TCU Still Title Contender Despite Shaky Win, but Boykin's Heisman Hopes Take Hit

TCU's 23-17 road win over Minnesota in front of a rowdy crowd at TCF Bank Stadium on Thursday night is going to wind up like a fine wine: It'll age well.
Unfortunately for Heisman hopeful Trevone Boykin, his season-opening performance went down like a flat soda.
The fifth-year senior and front-runner for college football's top award had an aesthetically pleasing box score, accounting for 338 total yards and two touchdowns, but a deeper look showed he was rusty.
While the award can't really be lost (or won, for that matter) in one game, Boykin did nothing to prove he was the nation's top player in a game everybody was watching on opening-night, prime-time television.
Instead, he sputtered along with the rest of TCU's offense against a better-than-advertised Minnesota team. Boykin misfired on at least six different occasions to wide-open receivers—two of which would have gone for touchdowns.
On the last one, Shaun Nixon made an impressive double move on a Golden Gophers defender, and nobody stood within 10 yards of him as he raced unimpeded into the end zone. Boykin overthrew him by three feet.
The other time, Emanuel Porter found a seam in the zone, and Boykin—who finished 26-of-42 passing—threw high and behind his target. He immediately lowered his head, angry at himself for the squandered opportunity.
It was a night full of them, and not just for him. TCU's red-zone offense was forgettable.
Boykin had some moments of brilliance, such as a 19-yard touchdown run in the first half where he juked star cornerback Eric Murray on his way to an untouched score. Also, when given time to set his feet and read through his progressions, he delivered some Heisman-caliber throws.
But other times, he suffered from happy feet under pressure, tossing one poorly thrown interception and narrowly missing another one. He also fumbled a pitch under duress, but the Frogs recovered.
The pick in particular was a momentum-flipping mistake.
In a game that many folks wanted to see TCU dominate considering it doesn't play a schedule that will mount much resistance, coach Gary Patterson's team just kind of plodded along.
Even so, this has the makings of morphing into a quality win once some games flow by and we go deeper into the season.
Gophers coach Jerry Kill has built a pretty solid Big Ten team, and while the dearth of playmakers on the offensive side of the ball will keep them from being any kind of contender in the conference, it's not out of the question they could be the class of a weaker West division.
Everybody already knew they boasted a strong secondary, but the front seven looked like a tough, physical group Thursday, too.
Perhaps the biggest positive TCU should take from all this is how it battled respectably in a game that wound up tougher than many thought it would.
Did the Frogs look good winning?
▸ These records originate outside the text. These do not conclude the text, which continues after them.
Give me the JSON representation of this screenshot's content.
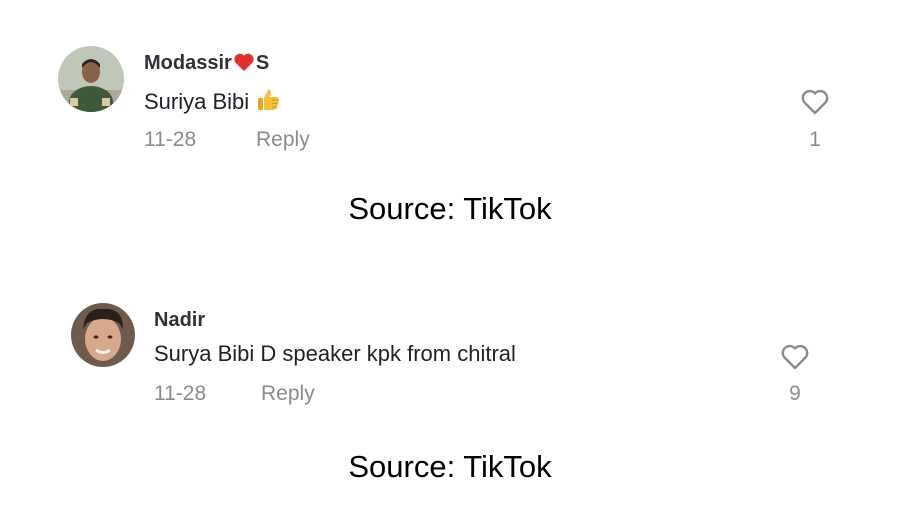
{
  "comments": [
    {
      "username_pre": "Modassir",
      "username_post": "S",
      "text": "Suriya Bibi",
      "date": "11-28",
      "reply_label": "Reply",
      "likes": "1"
    },
    {
      "username": "Nadir",
      "text": "Surya Bibi D speaker kpk from chitral",
      "date": "11-28",
      "reply_label": "Reply",
      "likes": "9"
    }
  ],
  "source_captions": [
    "Source: TikTok",
    "Source: TikTok"
  ],
  "icons": {
    "like": "heart-outline-icon",
    "username_emoji": "red-heart-icon",
    "text_emoji": "thumbs-up-icon"
  },
  "colors": {
    "meta_gray": "#8a8b91",
    "heart_red": "#e0312f",
    "thumb_yellow": "#f5c33b"
  }
}
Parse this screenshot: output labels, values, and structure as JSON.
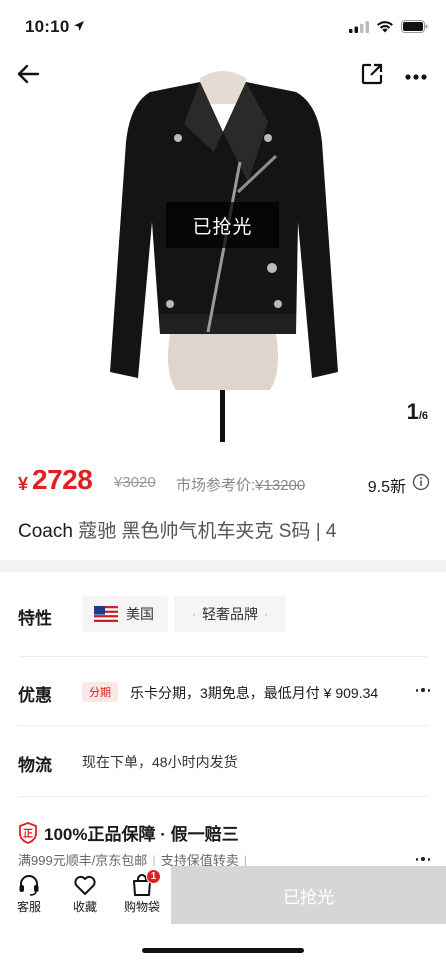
{
  "status_bar": {
    "time": "10:10"
  },
  "gallery": {
    "overlay_label": "已抢光",
    "current_index": "1",
    "total_label": "/6"
  },
  "price": {
    "currency": "¥",
    "current": "2728",
    "original": "¥3020",
    "market_label": "市场参考价:",
    "market_value": "¥13200",
    "condition": "9.5新"
  },
  "title": {
    "brand": "Coach",
    "rest": " 蔻驰 黑色帅气机车夹克 S码 | 4"
  },
  "attributes": {
    "label": "特性",
    "chips": [
      "美国",
      "轻奢品牌"
    ]
  },
  "promotion": {
    "label": "优惠",
    "tag": "分期",
    "text": "乐卡分期，3期免息，最低月付 ¥ 909.34"
  },
  "shipping": {
    "label": "物流",
    "text": "现在下单，48小时内发货"
  },
  "guarantee": {
    "title": "100%正品保障 · 假一赔三",
    "sub_1": "满999元顺丰/京东包邮",
    "sub_2": "支持保值转卖"
  },
  "bottom_bar": {
    "service_label": "客服",
    "favorite_label": "收藏",
    "cart_label": "购物袋",
    "cart_count": "1",
    "buy_label": "已抢光"
  },
  "colors": {
    "accent_red": "#e02020",
    "disabled_button": "#d6d6d6"
  }
}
No. Did they earn any style points that will help them with the voters and, eventually, the committee? Nope.
But this is a TCU offense that ran roughshod through the Big 12 a season ago, and it returns 10 starters. Though Boykin didn't look like a star against the Gophers, he is one, and he and that side of the ball will get things going.
Defensively, there were serious question marks after the Frogs lost six of their top seven tacklers off last year's team and were without sack leader James McFarland in the opener. But that young group rose to the occasion, thwarting Minnesota at nearly every turn.
The performance was spoiled somewhat by a frenetic fourth-quarter drive the Gophers punctuated with a touchdown, but the TCU defense still impressed. That's a major building block for a season that could wind up being special despite a bit of a stumble over the first hurdle.
Around water coolers all over the country Friday, people will be discussing how the Frogs are overrated, maybe not a serious title contender and how Boykin will have to play his way back into the Heisman conversation.
As for Patterson, he was just happy with a win in a difficult environment.
Games like this one will make a team battle-tested, build character and prepare it for major conference battles down the road much more so than a 50-point cakewalk would. Teams such as Kansas State may force TCU to grind it out, and now it has experience doing so.
TCU and Boykin didn't impress everybody Thursday night, but they could have learned some things that will help them as they embark on this title run.
If that's the case, they will look back on this gritty brawl of a victory fondly.